Dua tim yang menempati posisi satu dan dua Ligue 2, Lorient serta Lens juga kecipratan bahagia. Pasalnya, mereka dipastikan naik kasta ke Ligue 1 per musim depan karena FFF dan LFP tetap memberlakukan sistem promosi-degradasi untuk musim ini kendati liga disetop gara-gara Corona.

BACA JUGA:  Jika Liga di Eropa adalah Makanan

Di sisi lain, nama-nama semisal Amiens, Toulouse dan Olympique Lyon merupakan klub yang kecewa bukan kepalang. Berbeda dengan Toulouse yang kans lolos dari jerat relegasi begitu tipis, Amiens yang berjuluk Les Licornes sebetulnya masih menyimpan kesempatan buat mengamankan dirinya di Ligue 1 musim mendatang karena jarak poin mereka tidak terlalu jauh dari Nimes.

Sementara Lyon merasa kecewa dengan dihentikannya liga akibat lenyapnya peluang mereka buat mentas di kompetisi Eropa musim depan via posisi akhir di Ligue 1 2019/2020. Sialnya, partisipasi mereka di Piala Prancis sudah berakhir usai diremukkan PSG di babak semifinal.

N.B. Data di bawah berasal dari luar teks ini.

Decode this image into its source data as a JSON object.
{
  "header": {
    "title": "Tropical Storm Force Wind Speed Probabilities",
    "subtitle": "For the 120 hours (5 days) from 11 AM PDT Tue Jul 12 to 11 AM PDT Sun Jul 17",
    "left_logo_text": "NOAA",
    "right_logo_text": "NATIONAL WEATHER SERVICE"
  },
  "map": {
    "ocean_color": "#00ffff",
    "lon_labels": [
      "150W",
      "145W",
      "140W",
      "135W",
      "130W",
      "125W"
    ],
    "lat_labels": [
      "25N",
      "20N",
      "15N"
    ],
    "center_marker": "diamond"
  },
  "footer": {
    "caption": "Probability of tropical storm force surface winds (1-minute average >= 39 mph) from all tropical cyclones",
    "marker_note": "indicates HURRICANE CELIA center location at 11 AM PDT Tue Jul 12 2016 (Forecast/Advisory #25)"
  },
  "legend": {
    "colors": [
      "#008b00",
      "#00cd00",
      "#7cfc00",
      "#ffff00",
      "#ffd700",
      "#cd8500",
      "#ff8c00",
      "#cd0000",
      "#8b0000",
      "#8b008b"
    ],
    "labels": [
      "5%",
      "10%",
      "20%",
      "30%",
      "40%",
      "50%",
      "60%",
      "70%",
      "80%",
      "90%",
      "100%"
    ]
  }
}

Kans meraih trofi dan tiket ke Eropa sejatinya bisa saja Les Gones dapatkan dari Piala Liga sebab mereka telah menjejak final. Namun lagi-lagi, PSG berdiri sebagai penghalang yang wajib ditaklukkan di laga puncak dan menaklukkan Les Parisiens bukanlah perkara sepele.

Melalui presidennya, Jean-Michel Aulas, kubu Lyon menyampaikan protes terkait keputusan FFF dan LFP. Aulas sendiri berulangkali meminta agar kompetisi kali ini dianggap sebagai une saison blanche atau musim putih. Artinya, pihak FFF dan LFP melakukan pembersihan kompetisi tanpa harus menghadiahkan gelar juara kepada klub tertentu serta menghapus sistem promosi-degradasi. Sayangnya, ide Aulas ditanggapi dingin oleh Le Graet.

Silang pendapat yang terjadi di antara Aulas dan Le Graet memang sulit dihindari lantaran masing-masing membawa ide yang dianggap baik untuk semua. Namun segala keputusan yang sudah dibuat tentu telah mempertimbangkan banyak aspek, khususnya perihal kesehatan semua elemen yang berperan dalam dunia sepakbola Prancis. Bagaimanapun juga, keputusan itu pasti sulit menyenangkan semua pihak.

Selamat untuk PSG atas gelar juaranya musim ini. Ici c’est Paris.